Alors que la première instance avait encore estimé que la clause de non-concurrence n'était pas suffisamment précise sur le plan géographique et qu'elle était donc sans effet, le Tribunal fédéral a confirmé les conclusions de l'instance cantonale, qui avait interprété l'étendue géographique de la clause comme couvrant le territoire suisse sur la base de son libellé et des circonstances de l'affaire. La clause de non-concurrence était donc valable et la question se posait de savoir si l'indemnité de non-concurrence était due.
2. Renonciation unilatérale à la clause de non-concurrence avec indemnité compensatoire
Dans ce contexte, le tribunal s'est penché sur la question de savoir si une résiliation unilatérale de la clause de non-concurrence avec indemnité compensatoire était admissible. Le Tribunal fédéral s'est appuyé pour cela sur une décision antérieure selon laquelle la clause de non-concurrence rémunérée (avec indemnité compensatoire) constituait dans ce cas un contrat bilatéral dans lequel l'indemnité compensatoire apparaissait comme une contrepartie. Malgré certaines critiques de la doctrine, le Tribunal fédéral maintient son point de vue selon lequel l'employeur ne peut résilier une clause de non-concurrence rémunérée sans l’accord de l’autre partie, ni avec effet immédiat ni en respectant un délai de préavis. Même en renonçant unilatéralement à l'interdiction avec contrepartie, l'employeur ne peut se libérer de l'obligation de verser la rémunération convenue (indemnité de carence). Cela se justifie par la nature même de l'interdiction de concurrence rémunérée qui, du fait de la contrepartie de l’employeur, devient un contrat bilatéral.
3. Montant de l'indemnité de carence
Enfin, le Tribunal fédéral a dû déterminer si les revenus de remplacement, et en particulier les prestations de l'assurance-chômage, devaient être pris en compte dans le calcul de l'indemnité de carence, bien que cela n'ait pas été explicitement convenu. Il constate à cet égard que l'indemnité de carence ne constitue pas un dédommagement mais qu'elle compense la restriction du choix de l’activité future du travailleur. Elle est donc due indépendamment du fait que l'ancien employé gagne quelque chose pendant la durée de la clause de non-concurrence, qu'il cherche un emploi, que la clause de non-concurrence l'empêche effectivement d'exercer son activité ou qu'il change de profession. En conséquence, il n'est pas tenu de déduire de l'indemnité de non-concurrence le gain qu’il auquel il renonce intentionnellement. Les allocations de chômage ne doivent pas non plus être déduites.

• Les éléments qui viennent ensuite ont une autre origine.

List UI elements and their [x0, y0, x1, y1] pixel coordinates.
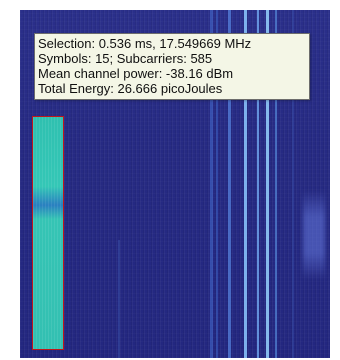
signal-streak [210, 10, 213, 358]
tooltip-energy: Total Energy: 26.666 picoJoules [38, 81, 223, 96]
selection-region[interactable] [32, 116, 64, 350]
signal-streak [266, 10, 269, 358]
tooltip-power: Mean channel power: -38.16 dBm [38, 66, 234, 81]
signal-streak [292, 10, 294, 358]
signal-streak [216, 10, 218, 358]
signal-haze [303, 190, 325, 280]
signal-streak [244, 10, 247, 358]
signal-streak [118, 240, 120, 358]
tooltip-selection: Selection: 0.536 ms, 17.549669 MHz [38, 36, 252, 51]
signal-streak [275, 10, 277, 358]
tooltip-symbols: Symbols: 15; Subcarriers: 585 [38, 51, 213, 66]
signal-streak [228, 10, 231, 358]
signal-streak [257, 10, 259, 358]
measurement-tooltip: Selection: 0.536 ms, 17.549669 MHz Symbo… [34, 33, 310, 100]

La clause de non-concurrence s'avère délicate dans la pratique, car de nombreux aspects doivent être pris en compte. Même si elle est valable et ne cesse pas de produire ces effets en raison de la survenance de l’une des situations mentionnées plus haut, elle peut néanmoins être restreinte ou réduite par un juge. Il semble dès lors judicieux de faire appel à des spécialistes en droit du travail pour rédiger ce type de clause de non-concurrence pour notamment s'assurer qu’elle soit valable.
Par ailleurs, lors de l'embauche d'une personne soumise à une clause de non-concurrence, il est recommandé de prendre contact suffisamment tôt avec l'ancien employeur afin de parvenir à un accord à l'amiable, de manière que le collaborateur puisse travailler dans votre entreprise sans risque de sanctions. En cas de violation de la clause de non-concurrence, il existe en effet toujours un risque que l'ancien employeur intente une action en justice contre le salarié, avec la possibilité que celui-ci soit contraint de cesser immédiatement sa nouvelle activité.